As for Susanne Forestieri, “I’m not a political artist, which typically involves a satirical portrayal,” she acknowledges. This year, however, “taking a good look at the candidates’ faces was compelling, if not irresistible.” Forestieri chose to draw Clinton, Jeb Bush and Chris Christie “because I liked their faces.”

Because of a limited budget (Bush received a $590 grant from the Nevada Arts Council and a $1,000 grant from the Puffin Foundation), artist Gig Depio invited “some of our mutual artist friends from (former UNLV professor) Dave Hickey’s Facebook discussions,” Depio notes.
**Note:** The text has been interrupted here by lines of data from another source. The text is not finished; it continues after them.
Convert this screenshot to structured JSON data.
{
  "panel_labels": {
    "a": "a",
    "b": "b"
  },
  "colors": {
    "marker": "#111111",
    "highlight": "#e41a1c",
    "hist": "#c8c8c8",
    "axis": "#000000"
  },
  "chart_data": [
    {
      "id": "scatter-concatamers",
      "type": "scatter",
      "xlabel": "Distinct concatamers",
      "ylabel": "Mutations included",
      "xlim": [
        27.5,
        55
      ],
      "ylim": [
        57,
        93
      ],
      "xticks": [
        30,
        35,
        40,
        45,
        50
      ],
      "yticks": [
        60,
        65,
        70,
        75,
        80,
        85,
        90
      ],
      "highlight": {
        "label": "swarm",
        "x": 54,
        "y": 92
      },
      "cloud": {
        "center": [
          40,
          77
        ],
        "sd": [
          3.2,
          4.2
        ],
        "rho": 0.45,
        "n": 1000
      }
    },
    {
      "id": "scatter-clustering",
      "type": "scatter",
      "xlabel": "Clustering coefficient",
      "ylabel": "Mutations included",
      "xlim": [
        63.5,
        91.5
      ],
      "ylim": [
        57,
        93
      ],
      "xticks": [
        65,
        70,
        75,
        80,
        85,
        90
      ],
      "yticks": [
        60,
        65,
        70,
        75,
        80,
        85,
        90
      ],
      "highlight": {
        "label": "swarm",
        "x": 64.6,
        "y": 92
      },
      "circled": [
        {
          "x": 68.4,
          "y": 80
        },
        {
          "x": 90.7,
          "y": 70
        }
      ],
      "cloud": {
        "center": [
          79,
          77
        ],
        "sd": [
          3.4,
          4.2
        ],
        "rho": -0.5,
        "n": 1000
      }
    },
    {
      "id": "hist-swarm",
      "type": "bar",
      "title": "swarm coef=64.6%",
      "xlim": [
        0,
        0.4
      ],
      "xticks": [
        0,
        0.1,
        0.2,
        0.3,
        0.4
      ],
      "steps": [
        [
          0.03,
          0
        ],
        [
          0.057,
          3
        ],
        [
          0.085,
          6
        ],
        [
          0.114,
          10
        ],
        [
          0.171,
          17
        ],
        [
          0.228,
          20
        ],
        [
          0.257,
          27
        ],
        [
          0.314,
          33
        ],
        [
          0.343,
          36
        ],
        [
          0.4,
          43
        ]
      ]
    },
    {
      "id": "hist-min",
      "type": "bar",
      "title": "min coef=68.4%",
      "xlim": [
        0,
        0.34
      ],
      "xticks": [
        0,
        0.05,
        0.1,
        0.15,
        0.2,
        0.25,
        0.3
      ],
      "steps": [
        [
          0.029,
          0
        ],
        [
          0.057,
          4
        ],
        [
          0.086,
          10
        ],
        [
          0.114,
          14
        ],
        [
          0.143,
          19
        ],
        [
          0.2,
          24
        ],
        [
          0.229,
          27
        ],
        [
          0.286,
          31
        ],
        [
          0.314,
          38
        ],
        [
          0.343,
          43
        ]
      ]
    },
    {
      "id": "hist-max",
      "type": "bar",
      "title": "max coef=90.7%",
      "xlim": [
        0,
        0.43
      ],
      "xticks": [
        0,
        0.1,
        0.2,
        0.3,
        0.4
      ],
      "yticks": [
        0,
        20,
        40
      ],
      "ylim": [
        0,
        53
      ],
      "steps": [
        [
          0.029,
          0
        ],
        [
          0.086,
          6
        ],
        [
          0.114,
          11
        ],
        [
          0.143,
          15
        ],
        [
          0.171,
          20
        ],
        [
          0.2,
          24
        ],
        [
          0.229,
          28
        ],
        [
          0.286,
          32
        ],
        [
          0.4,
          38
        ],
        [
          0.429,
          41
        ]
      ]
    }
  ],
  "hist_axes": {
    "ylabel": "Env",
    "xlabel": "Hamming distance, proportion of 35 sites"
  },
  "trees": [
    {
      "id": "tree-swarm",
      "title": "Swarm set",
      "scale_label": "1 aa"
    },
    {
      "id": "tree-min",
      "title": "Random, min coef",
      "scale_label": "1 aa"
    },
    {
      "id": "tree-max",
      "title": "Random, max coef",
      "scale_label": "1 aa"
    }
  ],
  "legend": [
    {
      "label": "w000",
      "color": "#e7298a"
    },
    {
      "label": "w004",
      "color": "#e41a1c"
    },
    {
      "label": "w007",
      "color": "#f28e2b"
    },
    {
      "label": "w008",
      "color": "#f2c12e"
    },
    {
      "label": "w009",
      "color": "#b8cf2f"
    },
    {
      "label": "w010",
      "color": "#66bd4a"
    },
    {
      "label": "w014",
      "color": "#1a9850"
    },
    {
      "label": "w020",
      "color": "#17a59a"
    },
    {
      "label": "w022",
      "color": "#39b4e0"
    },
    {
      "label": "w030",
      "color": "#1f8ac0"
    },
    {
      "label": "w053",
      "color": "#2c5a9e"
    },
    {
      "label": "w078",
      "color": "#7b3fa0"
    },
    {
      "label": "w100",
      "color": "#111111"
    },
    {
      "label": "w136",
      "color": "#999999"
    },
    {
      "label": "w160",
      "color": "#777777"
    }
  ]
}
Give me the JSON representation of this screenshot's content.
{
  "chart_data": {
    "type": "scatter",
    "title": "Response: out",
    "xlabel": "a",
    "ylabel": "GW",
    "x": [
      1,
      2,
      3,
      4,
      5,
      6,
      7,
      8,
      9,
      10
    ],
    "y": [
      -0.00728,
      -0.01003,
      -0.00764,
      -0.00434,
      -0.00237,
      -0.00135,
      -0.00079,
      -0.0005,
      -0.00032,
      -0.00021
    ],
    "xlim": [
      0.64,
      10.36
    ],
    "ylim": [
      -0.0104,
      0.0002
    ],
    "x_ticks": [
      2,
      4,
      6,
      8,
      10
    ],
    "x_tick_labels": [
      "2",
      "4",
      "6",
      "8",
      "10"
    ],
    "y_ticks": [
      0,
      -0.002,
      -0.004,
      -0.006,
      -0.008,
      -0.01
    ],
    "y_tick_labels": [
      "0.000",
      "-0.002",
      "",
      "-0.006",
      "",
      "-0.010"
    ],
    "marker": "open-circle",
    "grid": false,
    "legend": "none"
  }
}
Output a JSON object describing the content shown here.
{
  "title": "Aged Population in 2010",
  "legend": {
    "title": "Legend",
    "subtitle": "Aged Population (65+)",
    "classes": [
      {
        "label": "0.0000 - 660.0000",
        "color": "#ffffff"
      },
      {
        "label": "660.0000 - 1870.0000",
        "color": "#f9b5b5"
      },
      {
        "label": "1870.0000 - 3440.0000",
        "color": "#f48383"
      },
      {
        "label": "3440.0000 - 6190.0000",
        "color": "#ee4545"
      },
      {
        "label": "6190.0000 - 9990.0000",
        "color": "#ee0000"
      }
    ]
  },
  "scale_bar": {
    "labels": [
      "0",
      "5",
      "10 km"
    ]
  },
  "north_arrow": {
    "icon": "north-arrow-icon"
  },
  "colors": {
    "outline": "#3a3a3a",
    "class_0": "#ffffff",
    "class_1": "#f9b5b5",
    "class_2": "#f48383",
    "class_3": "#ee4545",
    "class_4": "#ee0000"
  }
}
Artists from coast to coast “were all excited to send in their works, and later, more local artists from Las Vegas joined in.”

Maine-based artist Dan Mills is one artist who learned about “Dishing It Out” on social media, “and thought, wow, that sounds like a ridiculous, crazy, completely over-the-top crazy carnival of art events,” he emails. “I have to participate in this.”

Although “art of political satire usually is a secondary focus of mine,” Mills notes, “during the last half year, it has consumed my art practice” — and prompted a mention in a Los Angeles Times article devoted to the election year’s “most provocative political artists.”

Overall, Bush says, “Dishing It Out” met its goals: “to amuse the public, to celebrate free speech, to register voters … and the last goal was to encourage artists to embrace this genre.”

For Depio, “the best part of this whole project was being able to share our work with the Las Vegas community, to show people that a grass-roots effort to generate an authentic response to this 2016 election is possible, even with very limited resources.”

Or, as Mills reasons, “who knew an election that has filled so many with such dread, anger and anxiety would turn out to be so inspiring.”